<b>Blog103</b>
Daily Notes on Poetry

14 May 2004. A few days ago, I posted a brief excerpt of an essay I'm trying to write on contemporary American poetry that includes discussion of two reviews of Garrison Keillor's poetry anthology, Good Poems, that were in the last issue of Poetry. The reviews were by Dana Gioia and August Kleinzahler. My excerpt was about Gioia's. Today, I'm posting some of my comments on Kleinzahler's review--more because I am too worn-out and null to post anything better than because my comments are worth posting.

AUGUST KLEINZAHLER ON GARRISON KEILLOR'S GOOD POEMS.

Kleinzahler thinks less of Keillor than Gioia does, but says very little about his anthology. He spends a whole page simply insulting Keillor. Only in his fourth paragraph does he reveal what specifically is wrong with Keillor: he makes no demands on his audiences. Kleinzahler fails to say what kind of demands he would like made--except implicitly by describing what he takes to be the good example of Albert Ayler, "whose mission is to explode conventions and expectations"--as Kleinzahler's solitextual poetry rarely does, so far as I can see. After Kleinzahler is through, for a while, assailing Keillor, he tells us that William Carlos Williams is wrong to tell us that "It is difficult / to get the news from poems/ yet men die miserably every day/ for lack/ of what is found there." "Fruit and vegetables are good for you. Poetry is not." He is, of course, wrong--art is as necessary for human life as food.

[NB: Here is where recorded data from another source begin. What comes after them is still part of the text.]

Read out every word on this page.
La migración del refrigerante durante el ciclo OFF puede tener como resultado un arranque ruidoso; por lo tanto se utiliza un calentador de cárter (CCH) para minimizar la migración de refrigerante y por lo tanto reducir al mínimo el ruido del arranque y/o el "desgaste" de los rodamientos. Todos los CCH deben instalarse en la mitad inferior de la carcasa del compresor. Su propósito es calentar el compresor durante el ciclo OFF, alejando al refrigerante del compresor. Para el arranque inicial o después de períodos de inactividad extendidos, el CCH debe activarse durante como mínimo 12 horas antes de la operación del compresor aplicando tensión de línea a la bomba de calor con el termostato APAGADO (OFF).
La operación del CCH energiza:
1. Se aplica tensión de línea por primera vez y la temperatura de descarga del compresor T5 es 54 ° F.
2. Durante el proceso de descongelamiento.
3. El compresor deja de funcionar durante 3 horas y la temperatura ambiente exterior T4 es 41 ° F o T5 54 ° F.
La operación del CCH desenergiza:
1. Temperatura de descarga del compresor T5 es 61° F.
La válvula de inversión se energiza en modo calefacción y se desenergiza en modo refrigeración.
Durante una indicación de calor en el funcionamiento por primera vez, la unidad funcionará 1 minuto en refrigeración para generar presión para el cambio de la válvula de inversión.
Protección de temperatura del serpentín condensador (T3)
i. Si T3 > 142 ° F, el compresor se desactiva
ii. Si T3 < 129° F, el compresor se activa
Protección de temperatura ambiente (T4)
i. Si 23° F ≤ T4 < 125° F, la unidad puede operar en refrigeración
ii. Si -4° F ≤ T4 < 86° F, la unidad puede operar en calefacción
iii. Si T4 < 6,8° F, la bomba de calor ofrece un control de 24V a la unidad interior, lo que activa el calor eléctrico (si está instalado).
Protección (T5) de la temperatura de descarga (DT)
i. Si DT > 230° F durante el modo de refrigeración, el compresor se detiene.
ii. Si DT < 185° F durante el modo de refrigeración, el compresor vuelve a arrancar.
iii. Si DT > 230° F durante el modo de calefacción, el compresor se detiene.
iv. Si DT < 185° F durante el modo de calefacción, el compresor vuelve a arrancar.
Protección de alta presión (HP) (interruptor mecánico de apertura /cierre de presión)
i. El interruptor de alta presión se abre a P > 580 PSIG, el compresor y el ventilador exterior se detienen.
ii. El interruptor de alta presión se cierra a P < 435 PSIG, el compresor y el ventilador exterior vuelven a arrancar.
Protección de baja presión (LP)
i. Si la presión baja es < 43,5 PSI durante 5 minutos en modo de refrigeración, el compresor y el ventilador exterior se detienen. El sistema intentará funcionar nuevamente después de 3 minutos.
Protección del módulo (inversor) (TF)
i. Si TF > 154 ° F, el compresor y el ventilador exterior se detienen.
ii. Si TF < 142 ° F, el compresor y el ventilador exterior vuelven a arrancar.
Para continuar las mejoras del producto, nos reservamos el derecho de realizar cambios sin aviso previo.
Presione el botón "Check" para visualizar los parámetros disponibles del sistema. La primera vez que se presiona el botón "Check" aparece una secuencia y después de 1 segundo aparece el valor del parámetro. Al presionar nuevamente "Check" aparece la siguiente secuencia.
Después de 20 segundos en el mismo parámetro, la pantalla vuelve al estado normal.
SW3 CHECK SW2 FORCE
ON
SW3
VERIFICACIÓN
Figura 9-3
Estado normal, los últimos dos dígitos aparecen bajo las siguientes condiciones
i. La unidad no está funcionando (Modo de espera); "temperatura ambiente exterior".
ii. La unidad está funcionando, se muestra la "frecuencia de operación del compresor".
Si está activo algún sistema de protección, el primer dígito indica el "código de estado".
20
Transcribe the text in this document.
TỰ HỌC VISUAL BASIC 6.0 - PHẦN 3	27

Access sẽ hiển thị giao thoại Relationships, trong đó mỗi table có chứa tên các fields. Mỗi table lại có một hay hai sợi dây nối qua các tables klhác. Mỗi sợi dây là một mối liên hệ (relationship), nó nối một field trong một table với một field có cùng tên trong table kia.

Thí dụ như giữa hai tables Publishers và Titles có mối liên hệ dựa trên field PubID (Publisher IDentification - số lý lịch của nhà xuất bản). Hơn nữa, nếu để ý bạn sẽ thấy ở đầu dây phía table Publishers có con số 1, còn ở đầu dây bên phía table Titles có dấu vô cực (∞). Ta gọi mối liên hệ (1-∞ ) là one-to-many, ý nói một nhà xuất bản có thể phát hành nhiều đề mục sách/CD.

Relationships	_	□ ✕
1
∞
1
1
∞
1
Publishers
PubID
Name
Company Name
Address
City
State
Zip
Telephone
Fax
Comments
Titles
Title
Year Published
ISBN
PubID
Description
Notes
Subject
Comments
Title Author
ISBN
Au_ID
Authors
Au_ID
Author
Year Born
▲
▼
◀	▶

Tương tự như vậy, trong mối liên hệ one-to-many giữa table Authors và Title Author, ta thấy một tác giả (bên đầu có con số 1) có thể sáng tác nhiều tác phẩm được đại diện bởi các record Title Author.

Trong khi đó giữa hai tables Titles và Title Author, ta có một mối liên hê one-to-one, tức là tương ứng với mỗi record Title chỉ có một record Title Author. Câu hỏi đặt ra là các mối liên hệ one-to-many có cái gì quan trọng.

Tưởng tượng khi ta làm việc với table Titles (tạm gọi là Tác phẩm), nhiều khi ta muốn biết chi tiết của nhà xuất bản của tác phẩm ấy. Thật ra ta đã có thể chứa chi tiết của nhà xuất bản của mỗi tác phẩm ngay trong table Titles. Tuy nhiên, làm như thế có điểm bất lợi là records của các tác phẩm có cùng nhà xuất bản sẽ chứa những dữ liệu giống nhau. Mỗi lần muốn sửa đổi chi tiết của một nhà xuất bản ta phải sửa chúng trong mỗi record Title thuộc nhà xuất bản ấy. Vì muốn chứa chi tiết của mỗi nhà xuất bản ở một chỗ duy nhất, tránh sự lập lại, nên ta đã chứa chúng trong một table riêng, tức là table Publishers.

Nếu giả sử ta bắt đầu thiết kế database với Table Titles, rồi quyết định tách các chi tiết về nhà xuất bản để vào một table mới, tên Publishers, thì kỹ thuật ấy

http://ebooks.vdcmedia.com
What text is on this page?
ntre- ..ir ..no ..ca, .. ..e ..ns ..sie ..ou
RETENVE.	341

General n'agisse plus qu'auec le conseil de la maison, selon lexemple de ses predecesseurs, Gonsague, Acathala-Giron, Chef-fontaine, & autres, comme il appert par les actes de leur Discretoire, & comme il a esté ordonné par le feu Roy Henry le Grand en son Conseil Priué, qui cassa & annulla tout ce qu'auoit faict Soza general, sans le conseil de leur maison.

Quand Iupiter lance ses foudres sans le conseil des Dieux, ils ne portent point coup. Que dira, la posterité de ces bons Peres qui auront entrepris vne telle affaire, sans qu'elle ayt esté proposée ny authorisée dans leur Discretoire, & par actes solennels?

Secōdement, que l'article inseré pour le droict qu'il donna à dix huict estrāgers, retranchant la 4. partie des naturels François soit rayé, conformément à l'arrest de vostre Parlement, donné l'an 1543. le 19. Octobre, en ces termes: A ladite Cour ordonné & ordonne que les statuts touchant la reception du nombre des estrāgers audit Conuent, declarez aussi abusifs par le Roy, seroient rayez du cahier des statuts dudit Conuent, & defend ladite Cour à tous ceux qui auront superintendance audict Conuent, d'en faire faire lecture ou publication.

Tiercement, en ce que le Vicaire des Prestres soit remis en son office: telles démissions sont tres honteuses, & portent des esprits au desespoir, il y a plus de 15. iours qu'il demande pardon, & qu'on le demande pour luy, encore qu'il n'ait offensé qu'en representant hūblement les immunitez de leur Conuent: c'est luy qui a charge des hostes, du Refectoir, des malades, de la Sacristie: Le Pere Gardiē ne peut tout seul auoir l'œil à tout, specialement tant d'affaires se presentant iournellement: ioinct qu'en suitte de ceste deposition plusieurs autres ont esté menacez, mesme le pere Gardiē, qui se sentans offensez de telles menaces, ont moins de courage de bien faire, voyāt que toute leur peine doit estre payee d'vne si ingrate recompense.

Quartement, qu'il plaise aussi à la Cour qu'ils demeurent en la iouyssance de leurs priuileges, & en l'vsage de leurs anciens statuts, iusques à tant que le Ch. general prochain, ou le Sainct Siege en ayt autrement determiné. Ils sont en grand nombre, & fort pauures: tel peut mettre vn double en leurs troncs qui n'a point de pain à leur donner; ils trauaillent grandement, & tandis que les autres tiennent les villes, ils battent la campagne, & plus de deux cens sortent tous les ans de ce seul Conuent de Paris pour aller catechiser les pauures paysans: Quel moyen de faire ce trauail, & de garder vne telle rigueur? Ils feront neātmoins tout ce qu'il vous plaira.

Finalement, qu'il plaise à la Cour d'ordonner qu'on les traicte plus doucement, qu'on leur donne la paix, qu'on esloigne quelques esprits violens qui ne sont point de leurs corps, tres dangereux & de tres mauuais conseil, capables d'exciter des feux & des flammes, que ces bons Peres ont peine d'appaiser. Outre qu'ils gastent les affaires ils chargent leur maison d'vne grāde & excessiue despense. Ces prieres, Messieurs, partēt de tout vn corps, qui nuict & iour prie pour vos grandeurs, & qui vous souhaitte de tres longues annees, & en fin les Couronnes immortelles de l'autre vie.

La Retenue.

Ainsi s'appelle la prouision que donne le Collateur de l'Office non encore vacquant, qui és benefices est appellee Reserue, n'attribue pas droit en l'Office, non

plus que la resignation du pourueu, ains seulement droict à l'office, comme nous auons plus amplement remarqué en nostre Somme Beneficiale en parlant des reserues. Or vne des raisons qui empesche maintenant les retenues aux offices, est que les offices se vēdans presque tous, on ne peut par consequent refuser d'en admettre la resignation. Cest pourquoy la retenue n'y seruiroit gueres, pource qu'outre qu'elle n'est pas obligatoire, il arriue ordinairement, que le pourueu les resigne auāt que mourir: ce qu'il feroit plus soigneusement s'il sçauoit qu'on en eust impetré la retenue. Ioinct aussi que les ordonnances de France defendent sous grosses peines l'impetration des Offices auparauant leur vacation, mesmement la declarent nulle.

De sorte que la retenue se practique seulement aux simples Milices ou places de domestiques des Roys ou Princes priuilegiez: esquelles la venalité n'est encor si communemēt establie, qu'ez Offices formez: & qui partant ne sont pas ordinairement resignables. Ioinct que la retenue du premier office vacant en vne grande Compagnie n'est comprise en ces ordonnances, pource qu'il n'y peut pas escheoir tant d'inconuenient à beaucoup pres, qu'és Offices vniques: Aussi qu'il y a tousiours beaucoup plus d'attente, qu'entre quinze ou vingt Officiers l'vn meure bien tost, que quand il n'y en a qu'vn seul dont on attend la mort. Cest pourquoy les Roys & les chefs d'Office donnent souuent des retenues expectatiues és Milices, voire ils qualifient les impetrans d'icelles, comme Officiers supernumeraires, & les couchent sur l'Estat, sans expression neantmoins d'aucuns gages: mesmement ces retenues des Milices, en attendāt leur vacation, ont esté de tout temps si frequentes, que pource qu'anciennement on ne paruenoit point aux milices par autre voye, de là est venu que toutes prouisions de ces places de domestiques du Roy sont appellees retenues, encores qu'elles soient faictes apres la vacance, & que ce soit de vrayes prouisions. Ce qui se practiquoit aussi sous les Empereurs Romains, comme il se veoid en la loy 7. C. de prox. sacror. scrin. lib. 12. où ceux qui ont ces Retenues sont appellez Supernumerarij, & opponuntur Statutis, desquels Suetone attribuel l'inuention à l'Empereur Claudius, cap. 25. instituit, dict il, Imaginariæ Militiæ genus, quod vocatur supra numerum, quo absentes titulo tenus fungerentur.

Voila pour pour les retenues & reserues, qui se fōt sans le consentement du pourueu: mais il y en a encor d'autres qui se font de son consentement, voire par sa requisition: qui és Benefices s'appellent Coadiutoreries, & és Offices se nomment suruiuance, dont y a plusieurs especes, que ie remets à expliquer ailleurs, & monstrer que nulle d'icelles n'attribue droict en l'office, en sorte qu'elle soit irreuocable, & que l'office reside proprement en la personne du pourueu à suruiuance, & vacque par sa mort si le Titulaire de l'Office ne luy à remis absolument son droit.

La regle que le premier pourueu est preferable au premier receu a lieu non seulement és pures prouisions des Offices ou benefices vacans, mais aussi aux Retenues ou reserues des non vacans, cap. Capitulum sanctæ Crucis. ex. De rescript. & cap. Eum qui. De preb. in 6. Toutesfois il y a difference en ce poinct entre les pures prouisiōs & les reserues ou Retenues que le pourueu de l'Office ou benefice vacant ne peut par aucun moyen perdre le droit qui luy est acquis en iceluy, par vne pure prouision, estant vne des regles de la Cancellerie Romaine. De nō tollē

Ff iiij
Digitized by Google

Kleinzahler shows a tad more "critical acumen" than Gioia when he finally gets around to what's in the anthology, to wit: "prose arbitrarily broken into lines masquerading as poetry. The typical Keillor selection tends to be anecdotal, wistful: more often than not a middle-aged creative writing instructor catching a whiff of mortality in the countryside- watching the geese head south, geting lost in the woood, this sort of thing." Sounds accurate to me: Iowa Plainlays. Kleinzahler seems mostly against Keillor's mood, his liking "politely depressed poems" rather than poems of rage like the "brilliant" Roy Fisher's. So it is with visible commentators on American poetry, this concern with what poets are saying instead of what they are doing.

Not acting as a critic, Kleinzahler never shows by example what is wrong with the poems in the anthology, just as Gioia failed to show what was good about them. Kleinzahler faults Keillor for boosterism but his anti-boosterism is just as stupid. Only a stasguard could have gotten anything out of what either of the two reviewers had to say about the Keillor anthology. It would have been nice if Poetry had picked two people able to write usefully about contemporary American poetry but the days when Poetry was a responsible poetry magazine are long gone. Unfortunately, no other publication with a circulation above a few thousand is doing any better in this country.